When Herman-Giddens published these numbers, in 1997 in Pediatrics, she set off a social and endocrinological firestorm. “I had no idea it would be so huge,” Herman-Giddens told me recently. “The Lolita syndrome” — the prurient fascination with the sexuality of young girls — “created a lot of emotional interest. As a feminist, I wish it didn’t.” Along with medical professionals, mothers, worried about their daughters, flocked to Herman-Giddens’s slide shows, gasping as she flashed images of possible culprits: obesity, processed foods, plastics.

…Was the age of puberty really dropping?  Parents said yes.  Leading pediatric endocrinologists said no. The stalemate lasted …years.  Then in August 2010, well-respected researchers at three big institutions — Cincinnati Children’s Hospital, Kaiser Permanente of Northern California and Mount Sinai School of Medicine in New York — published another study in Pediatrics, finding that by age 7, 10% of white girls, 23% of black girls, 15% of Hispanic girls and 2% of Asian girls had started developing breasts.

Why is this happening?  Physicians don’t yet understand the reasons, but do suspect several contributing factors.  Being overweight (heavier girls have higher levels of hormones including estrogen, which causes the body to mature quicker).  In addition, animal studies show that exposure to environmental chemicals that mimic estrogen – including those used in agriculture and livestock production – can alter puberty timing.  And the chemical BPA (now found in hard plastics and common products such as dental sealants and cash-register receipts) that mimics estrogen is now found in the bodies of 93% of Americans.  Other causes can include family stress, maternal depression, and divorce.

What can we do about this issue?  Nesteby advises:

Assuring that girls are getting plenty of exercise, eating a healthy diet and not being overexposed to hormone disrupting chemicals are a good place to start…Offering adequate and timely support is crucial as well.  For adult women, who may not have begun to mature until much later, it may be a matter of not assuming the 9 year old you are interacting with has years to go before puberty hits.  She may need your guidance now!  Adults must also refrain from any inadvertent tendency to treat girls as more mature than they might actually be based solely on their appearance.

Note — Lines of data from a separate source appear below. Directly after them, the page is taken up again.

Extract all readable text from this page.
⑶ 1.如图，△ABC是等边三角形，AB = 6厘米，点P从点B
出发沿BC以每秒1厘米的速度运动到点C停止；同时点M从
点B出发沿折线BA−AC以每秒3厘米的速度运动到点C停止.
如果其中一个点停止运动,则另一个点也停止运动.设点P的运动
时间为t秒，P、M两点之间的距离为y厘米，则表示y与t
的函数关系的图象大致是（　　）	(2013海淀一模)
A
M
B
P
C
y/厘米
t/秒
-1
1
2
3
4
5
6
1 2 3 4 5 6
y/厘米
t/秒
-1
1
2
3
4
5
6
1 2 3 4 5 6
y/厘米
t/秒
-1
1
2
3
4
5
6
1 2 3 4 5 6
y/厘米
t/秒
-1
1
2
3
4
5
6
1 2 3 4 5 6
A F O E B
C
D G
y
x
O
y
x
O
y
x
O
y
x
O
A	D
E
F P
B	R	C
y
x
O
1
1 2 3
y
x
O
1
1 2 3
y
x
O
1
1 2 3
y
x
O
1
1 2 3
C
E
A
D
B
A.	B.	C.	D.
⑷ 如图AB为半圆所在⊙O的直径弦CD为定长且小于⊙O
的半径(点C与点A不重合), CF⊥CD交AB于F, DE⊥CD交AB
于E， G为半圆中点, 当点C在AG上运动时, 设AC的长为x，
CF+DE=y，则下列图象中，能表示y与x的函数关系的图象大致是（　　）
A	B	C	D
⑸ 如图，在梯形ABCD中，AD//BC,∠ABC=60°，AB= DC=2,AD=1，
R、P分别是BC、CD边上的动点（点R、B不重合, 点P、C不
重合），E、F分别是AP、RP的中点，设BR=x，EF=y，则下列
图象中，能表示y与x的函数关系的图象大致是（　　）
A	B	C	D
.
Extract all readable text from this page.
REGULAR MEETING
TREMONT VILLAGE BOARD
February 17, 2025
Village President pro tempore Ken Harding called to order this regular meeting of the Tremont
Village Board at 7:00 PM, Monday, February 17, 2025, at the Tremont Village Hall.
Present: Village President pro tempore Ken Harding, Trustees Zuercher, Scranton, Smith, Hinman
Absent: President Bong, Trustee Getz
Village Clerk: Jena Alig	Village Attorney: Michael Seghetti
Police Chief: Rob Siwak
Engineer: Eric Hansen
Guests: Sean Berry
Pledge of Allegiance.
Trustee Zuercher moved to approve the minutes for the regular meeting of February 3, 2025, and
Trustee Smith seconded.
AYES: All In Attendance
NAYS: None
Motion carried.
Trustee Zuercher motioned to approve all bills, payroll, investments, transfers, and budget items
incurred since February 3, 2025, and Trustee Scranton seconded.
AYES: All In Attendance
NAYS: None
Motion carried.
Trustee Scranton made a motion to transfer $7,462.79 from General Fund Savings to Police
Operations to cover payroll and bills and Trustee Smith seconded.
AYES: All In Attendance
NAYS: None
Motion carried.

All the more important are our efforts to reach girls early through Chrysalis After-School programs.  Helping girls understand their own bodies and minds, and supporting their physical and mental health is key – our new GIRLSTRONG! programming around healthy lifestyles is a major effort throughout all 29 Chrysalis After-School locations.  And having this information helps us address emerging concerns for all girls and women.

Thank you for your leadership in this work.